What're the treatments for pheochromocytoma?
Laparoscopic surgical removal of the tumor is the treatment of choice for pheochromocytoma. Before surgery, medications such as alpha-adrenergic blockers are given to block the effect of the hormones and normalize blood pressure. Laparoscopic laparotomy is a minimally invasive outpatient procedure performed under general or local anesthesia. A small
incision is made in the abdomen. The laparoscope is inserted into the incision and the tumor is removed. Laparoscopic laparotomy enables the patient to return to normal activities with two weeks.
Traditional laparotomy is performed in a hospital under spinal or general anesthesia and requires 5-7 days in the hospital and a four-week recovery period. The surgical mortality rate is less than 3%. A beta-blocker, such as Inderal, may also be used. For patients for whom surgery is not appropriate, drug therapy with alpha- and beta-adrenergic blockers can often control the effects of excess hormone production and prevent attacks. During an acute attack or a hypertensive crisis, intravenous Regitine or Nipride are administered to bring the blood pressure down to normal
Surgery is the most common treatment of pheochromocytoma. A doctor may remove one or both adrenal glands in an operation called adrenalectomy. The doctor will look inside the abdomen to make sure all the cancer is removed. If the cancer has spread, lymph nodes or other tissues may also be taken out.
Chemotherapy uses drugs to kill cancer cells. Chemotherapy may be taken by pill, or it may be put into the body by a needle in the vein or muscle.

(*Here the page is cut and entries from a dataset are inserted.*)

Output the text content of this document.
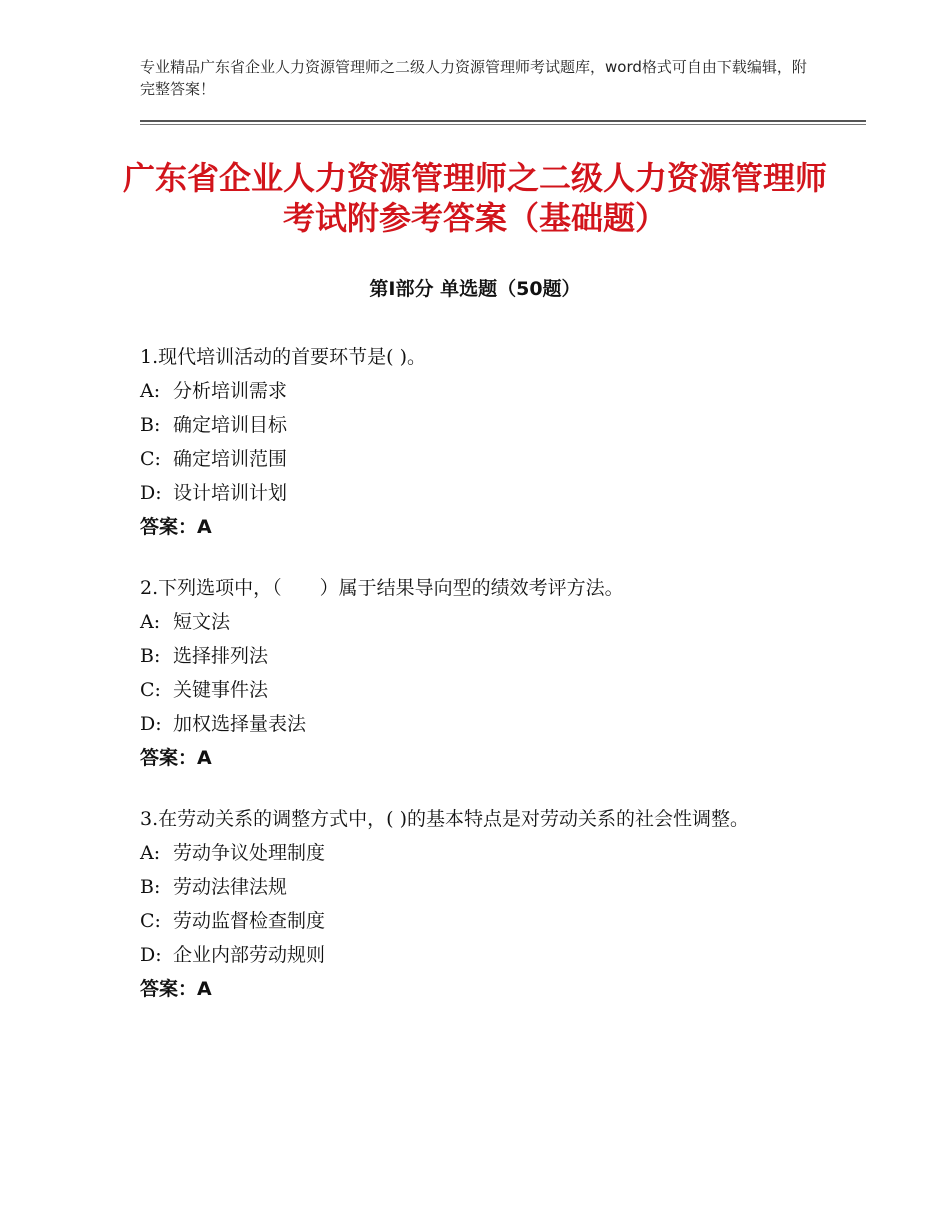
专业精品广东省企业人力资源管理师之二级人力资源管理师考试题库，word格式可自由下载编辑，附完整答案！
广东省企业人力资源管理师之二级人力资源管理师考试附参考答案（基础题）
第Ⅰ部分 单选题（50题）
1.现代培训活动的首要环节是( )。
A: 分析培训需求
B: 确定培训目标
C: 确定培训范围
D: 设计培训计划
答案：A
2.下列选项中，（　　）属于结果导向型的绩效考评方法。
A: 短文法
B: 选择排列法
C: 关键事件法
D: 加权选择量表法
答案：A
3.在劳动关系的调整方式中，( )的基本特点是对劳动关系的社会性调整。
A: 劳动争议处理制度
B: 劳动法律法规
C: 劳动监督检查制度
D: 企业内部劳动规则
答案：A
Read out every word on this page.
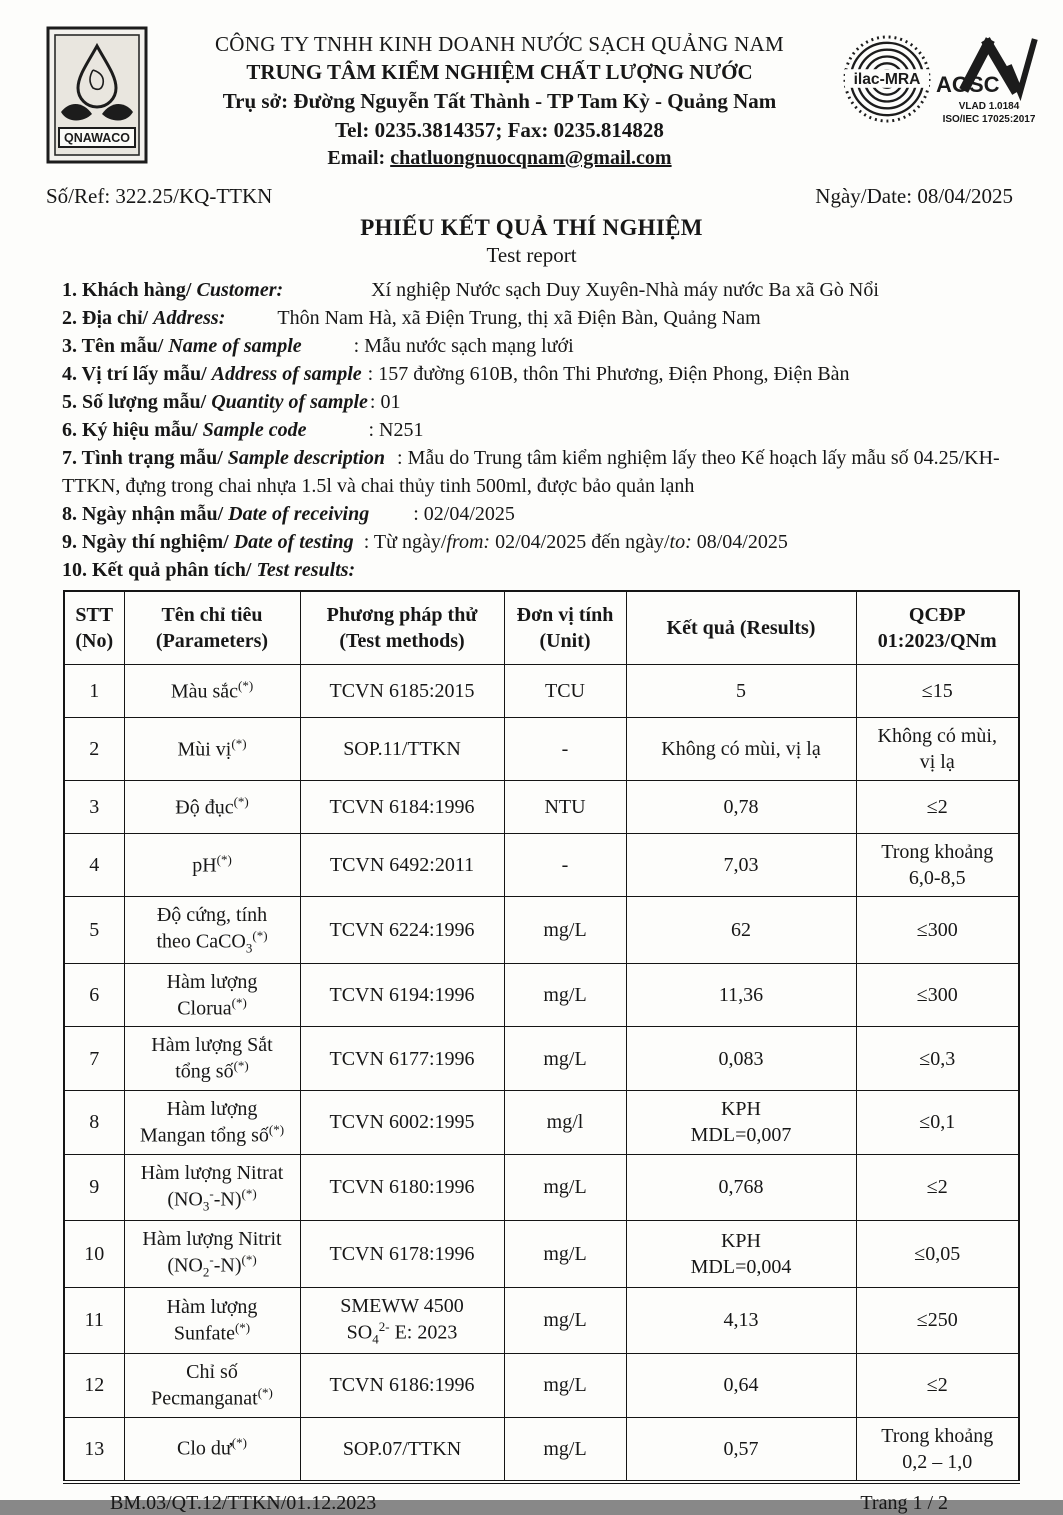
QNAWACO
CÔNG TY TNHH KINH DOANH NƯỚC SẠCH QUẢNG NAM
TRUNG TÂM KIỂM NGHIỆM CHẤT LƯỢNG NƯỚC
Trụ sở: Đường Nguyễn Tất Thành - TP Tam Kỳ - Quảng Nam
Tel: 0235.3814357; Fax: 0235.814828
Email: chatluongnuocqnam@gmail.com
ilac-MRA AOSC
VLAD 1.0184
ISO/IEC 17025:2017
Số/Ref: 322.25/KQ-TTKN	Ngày/Date: 08/04/2025
PHIẾU KẾT QUẢ THÍ NGHIỆM
Test report
1. Khách hàng/ Customer:	Xí nghiệp Nước sạch Duy Xuyên-Nhà máy nước Ba xã Gò Nổi
2. Địa chỉ/ Address:	Thôn Nam Hà, xã Điện Trung, thị xã Điện Bàn, Quảng Nam
3. Tên mẫu/ Name of sample	: Mẫu nước sạch mạng lưới
4. Vị trí lấy mẫu/ Address of sample : 157 đường 610B, thôn Thi Phương, Điện Phong, Điện Bàn
5. Số lượng mẫu/ Quantity of sample : 01
6. Ký hiệu mẫu/ Sample code	: N251
7. Tình trạng mẫu/ Sample description : Mẫu do Trung tâm kiểm nghiệm lấy theo Kế hoạch lấy mẫu số 04.25/KH-TTKN, đựng trong chai nhựa 1.5l và chai thủy tinh 500ml, được bảo quản lạnh
8. Ngày nhận mẫu/ Date of receiving : 02/04/2025
9. Ngày thí nghiệm/ Date of testing : Từ ngày/from: 02/04/2025 đến ngày/to: 08/04/2025
10. Kết quả phân tích/ Test results:
STT
(No)	Tên chỉ tiêu
(Parameters)	Phương pháp thử
(Test methods)	Đơn vị tính
(Unit)	Kết quả (Results)	QCĐP
01:2023/QNm
1	Màu sắc(*)	TCVN 6185:2015	TCU	5	≤15
2	Mùi vị(*)	SOP.11/TTKN	-	Không có mùi, vị lạ	Không có mùi,
vị lạ
3	Độ đục(*)	TCVN 6184:1996	NTU	0,78	≤2
4	pH(*)	TCVN 6492:2011	-	7,03	Trong khoảng
6,0-8,5
5	Độ cứng, tính
theo CaCO$_3$(*)	TCVN 6224:1996	mg/L	62	≤300
6	Hàm lượng
Clorua(*)	TCVN 6194:1996	mg/L	11,36	≤300
7	Hàm lượng Sắt
tổng số(*)	TCVN 6177:1996	mg/L	0,083	≤0,3
8	Hàm lượng
Mangan tổng số(*)	TCVN 6002:1995	mg/l	KPH
MDL=0,007	≤0,1
9	Hàm lượng Nitrat
$(NO_3^--N)^{(*)}$	TCVN 6180:1996	mg/L	0,768	≤2
10	Hàm lượng Nitrit
$(NO_2^--N)^{(*)}$	TCVN 6178:1996	mg/L	KPH
MDL=0,004	≤0,05
11	Hàm lượng
Sunfate(*)	SMEWW 4500
$SO_4^{2-}$ E: 2023	mg/L	4,13	≤250
12	Chỉ số
Pecmanganat(*)	TCVN 6186:1996	mg/L	0,64	≤2
13	Clo dư(*)	SOP.07/TTKN	mg/L	0,57	Trong khoảng
0,2 – 1,0
BM.03/QT.12/TTKN/01.12.2023	Trang 1 / 2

Chemotherapy is called a systemic treatment because the drug enters the bloodstream, travels through the body, and can kill cancer cells throughout the body.

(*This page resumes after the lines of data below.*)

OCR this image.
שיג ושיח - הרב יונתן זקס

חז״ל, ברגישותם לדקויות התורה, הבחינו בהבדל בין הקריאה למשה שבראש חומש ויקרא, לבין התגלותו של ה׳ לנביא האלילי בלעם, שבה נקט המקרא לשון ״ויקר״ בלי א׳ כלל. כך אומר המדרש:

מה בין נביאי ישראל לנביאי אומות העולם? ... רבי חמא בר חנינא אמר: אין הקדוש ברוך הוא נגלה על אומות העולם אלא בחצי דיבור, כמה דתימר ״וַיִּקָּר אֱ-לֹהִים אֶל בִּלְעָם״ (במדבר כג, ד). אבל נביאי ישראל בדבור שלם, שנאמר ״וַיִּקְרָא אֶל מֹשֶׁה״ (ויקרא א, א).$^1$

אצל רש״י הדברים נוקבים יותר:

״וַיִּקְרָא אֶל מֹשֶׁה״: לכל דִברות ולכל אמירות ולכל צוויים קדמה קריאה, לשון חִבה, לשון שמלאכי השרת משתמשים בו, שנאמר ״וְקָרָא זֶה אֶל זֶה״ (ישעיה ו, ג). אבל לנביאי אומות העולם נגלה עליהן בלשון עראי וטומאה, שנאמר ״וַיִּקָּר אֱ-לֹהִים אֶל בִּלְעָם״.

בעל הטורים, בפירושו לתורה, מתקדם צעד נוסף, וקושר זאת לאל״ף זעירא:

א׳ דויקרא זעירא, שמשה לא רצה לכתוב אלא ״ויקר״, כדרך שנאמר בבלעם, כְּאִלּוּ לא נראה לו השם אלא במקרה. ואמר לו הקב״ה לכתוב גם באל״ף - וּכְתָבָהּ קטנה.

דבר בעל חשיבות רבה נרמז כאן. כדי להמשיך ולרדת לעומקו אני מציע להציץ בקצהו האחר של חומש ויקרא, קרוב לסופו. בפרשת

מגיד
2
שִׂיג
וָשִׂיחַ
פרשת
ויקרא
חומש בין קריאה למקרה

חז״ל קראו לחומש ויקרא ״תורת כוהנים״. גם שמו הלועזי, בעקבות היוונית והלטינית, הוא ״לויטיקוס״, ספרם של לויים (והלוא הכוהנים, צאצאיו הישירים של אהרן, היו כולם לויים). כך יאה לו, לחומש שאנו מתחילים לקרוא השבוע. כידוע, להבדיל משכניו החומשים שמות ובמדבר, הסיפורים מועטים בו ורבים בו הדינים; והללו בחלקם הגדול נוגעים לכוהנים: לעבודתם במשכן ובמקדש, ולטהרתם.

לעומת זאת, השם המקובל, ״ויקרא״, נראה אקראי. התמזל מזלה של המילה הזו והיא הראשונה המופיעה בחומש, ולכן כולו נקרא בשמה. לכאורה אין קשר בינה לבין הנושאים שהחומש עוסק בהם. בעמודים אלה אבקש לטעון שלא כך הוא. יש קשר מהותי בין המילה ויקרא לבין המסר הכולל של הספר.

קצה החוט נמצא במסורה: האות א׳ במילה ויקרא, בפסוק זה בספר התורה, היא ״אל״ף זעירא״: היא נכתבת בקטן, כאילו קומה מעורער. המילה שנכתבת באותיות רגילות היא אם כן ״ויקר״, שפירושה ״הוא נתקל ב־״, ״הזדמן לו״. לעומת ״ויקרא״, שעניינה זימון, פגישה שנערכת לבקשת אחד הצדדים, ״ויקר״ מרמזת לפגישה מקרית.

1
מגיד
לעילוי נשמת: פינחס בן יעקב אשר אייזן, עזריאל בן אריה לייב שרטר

Radiation therapy uses high-energy x-rays to kill cancer cells and shrink tumors. Radiation comes from a machine outside the body (external radiation therapy). Radiation therapy uses high-energy x rays to kill cancer cells and shrink tumors. Because there is no evidence that radiation therapy is effective in the treatment of malignant pheochromocytoma, it is not often used for treatment. However, it is useful in the treatment of painful bone metastases if the tumor has spread to the bones.
Untreated pheochromocytoma can be fatal due to complications of the high blood pressure. In the vast majority of cases, when the tumor is surgically removed, pheochromocytoma is cured. In the minority of cases (10%) where pheochromocytoma is malignant, prognosis depends on how far the cancer has spread, and the patient's age and general health. The overall median five-year survival from the initial time of surgery and diagnosis is approximately 43%.